The common thread is that most of Kirkland's work traces back to PE in some way. The firm has organized itself around the PE lifecycle: fundraising, acquisitions, financing, portfolio company management, exits, and (when necessary) restructuring. It is a vertically integrated PE legal machine.

Culture and the Free-Market System

Kirkland runs on a free-market assignment system and takes it further than most. Associates are expected to find their own work, build relationships with partners, and manage their own career trajectory. There is no rotation, no formal assignment coordinator managing your workflow.

This system creates enormous upside for aggressive, self-directed associates. If you are good and you hustle, you can be working on billion-dollar LBOs within your first year. The downside is real, too, if you struggle to find work or end up with the wrong partners, the system offers limited safety nets.

Kirkland's culture is intense. This is not a place that pretends BigLaw is a 9-to-5 job. Hours are very high, particularly in the corporate and finance practices. But the intensity is matched by the quality of the work and the speed of professional development.
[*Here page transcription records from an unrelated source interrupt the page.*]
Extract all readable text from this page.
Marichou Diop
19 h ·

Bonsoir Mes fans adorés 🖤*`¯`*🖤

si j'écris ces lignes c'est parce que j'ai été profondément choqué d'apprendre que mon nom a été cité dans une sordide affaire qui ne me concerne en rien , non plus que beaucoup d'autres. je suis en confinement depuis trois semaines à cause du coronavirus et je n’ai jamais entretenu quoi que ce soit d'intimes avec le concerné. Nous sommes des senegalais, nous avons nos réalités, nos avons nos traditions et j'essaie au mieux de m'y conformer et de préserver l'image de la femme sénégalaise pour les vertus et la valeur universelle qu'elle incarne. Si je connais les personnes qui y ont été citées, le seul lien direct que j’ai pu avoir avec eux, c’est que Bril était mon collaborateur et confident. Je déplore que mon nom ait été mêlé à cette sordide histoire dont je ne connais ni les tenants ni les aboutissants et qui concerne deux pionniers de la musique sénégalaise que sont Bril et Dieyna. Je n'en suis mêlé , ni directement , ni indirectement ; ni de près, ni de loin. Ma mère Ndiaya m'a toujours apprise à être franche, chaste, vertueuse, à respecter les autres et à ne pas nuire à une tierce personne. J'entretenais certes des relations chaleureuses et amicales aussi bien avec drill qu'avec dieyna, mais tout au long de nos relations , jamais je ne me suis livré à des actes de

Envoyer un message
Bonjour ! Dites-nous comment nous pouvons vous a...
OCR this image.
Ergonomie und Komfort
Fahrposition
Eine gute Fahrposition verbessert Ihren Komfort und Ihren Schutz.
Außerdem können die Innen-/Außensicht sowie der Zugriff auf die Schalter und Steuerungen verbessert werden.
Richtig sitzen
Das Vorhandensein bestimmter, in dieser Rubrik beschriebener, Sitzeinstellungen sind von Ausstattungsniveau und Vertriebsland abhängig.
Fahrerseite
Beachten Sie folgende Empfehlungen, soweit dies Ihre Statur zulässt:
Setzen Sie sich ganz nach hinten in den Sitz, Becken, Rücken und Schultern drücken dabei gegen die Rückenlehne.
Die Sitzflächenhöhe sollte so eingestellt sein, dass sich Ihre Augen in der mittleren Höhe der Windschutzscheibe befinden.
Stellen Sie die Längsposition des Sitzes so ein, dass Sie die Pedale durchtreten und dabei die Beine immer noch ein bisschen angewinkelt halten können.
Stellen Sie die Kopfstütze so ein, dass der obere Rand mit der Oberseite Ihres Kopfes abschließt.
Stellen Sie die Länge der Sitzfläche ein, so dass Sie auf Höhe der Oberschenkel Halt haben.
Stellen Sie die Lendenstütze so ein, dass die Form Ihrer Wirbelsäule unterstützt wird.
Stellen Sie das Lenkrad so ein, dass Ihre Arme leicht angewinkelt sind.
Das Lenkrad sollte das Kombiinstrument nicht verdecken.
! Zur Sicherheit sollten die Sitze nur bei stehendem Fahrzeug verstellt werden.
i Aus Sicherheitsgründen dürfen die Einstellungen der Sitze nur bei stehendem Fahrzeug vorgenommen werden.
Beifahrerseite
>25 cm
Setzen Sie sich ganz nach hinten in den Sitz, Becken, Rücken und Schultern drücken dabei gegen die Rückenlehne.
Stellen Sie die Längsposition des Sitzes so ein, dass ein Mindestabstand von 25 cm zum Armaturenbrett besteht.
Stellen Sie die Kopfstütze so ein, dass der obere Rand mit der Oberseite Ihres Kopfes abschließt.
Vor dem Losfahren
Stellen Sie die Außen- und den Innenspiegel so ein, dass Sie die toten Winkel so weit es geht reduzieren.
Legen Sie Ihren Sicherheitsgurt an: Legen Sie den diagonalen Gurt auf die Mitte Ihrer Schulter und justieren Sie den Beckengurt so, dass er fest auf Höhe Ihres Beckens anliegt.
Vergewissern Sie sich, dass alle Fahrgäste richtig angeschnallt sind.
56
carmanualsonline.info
Associates here get deal experience faster than at most competitors because the volume of PE transactions is relentless.

The firm has a more Midwestern directness to its culture than the New York white-shoe firms. Less emphasis on pedigree, more emphasis on output. Kirkland was not always an elite firm, it climbed to the top through sheer production, and that meritocratic, workaholic identity persists.

Summer Program

Kirkland's summer class is large, typically 200+ across all offices. New York and Chicago are the biggest classes.

The summer program gives you a preview of the free-market system. Summers are expected to seek out work, attend practice group lunches, and figure out which partners they want to work with. It is more unstructured than programs at rotation firms, which is either exciting or anxiety-inducing depending on your personality.

Offer rates are high. Kirkland is perpetually hiring because the deal machine perpetually needs fuel.

Offices

Chicago is the historic headquarters and remains a major office, but the firm's center of gravity has shifted. New York is now the largest office and handles the bulk of PE sponsor work for East Coast funds. Houston has exploded in size, driven by energy PE and the Texas deal market. LA, DC, Austin, Dallas, and Boston are all growing.

Kirkland is one of the few elite firms where you can build a top-tier PE practice outside of New York. Houston and Chicago both offer deal quality that rivals what you would get in Manhattan, often with slightly better hours and significantly lower cost of living.

Compensation

Kirkland matches the Cravath scale. $225,000 base for first-years with a $21,000 bonus. Total first-year comp: approximately $246,000.

The real compensation story at Kirkland is the exit. Associates who spend three to five years doing PE deals at Kirkland are among the most sought-after candidates for in-house roles at PE portfolio companies, fund-level positions, and lateral moves to other firms. The Kirkland name on your resume is worth something concrete in the PE world.

Who Should Apply

Kirkland is the right firm if you know you want to do private equity work, leveraged finance, or M&A. It is the right firm if you are self-directed, comfortable with ambiguity, and motivated by deal volume rather than hand-holding. It is the right firm if you care more about the quality and quantity of work on your resume than the aesthetics of your firm's lobby.

If you want structured mentorship, predictable hours, or a rotation to figure out what you like, look elsewhere. Kirkland rewards people who already know what they want and are willing to work relentlessly to get it.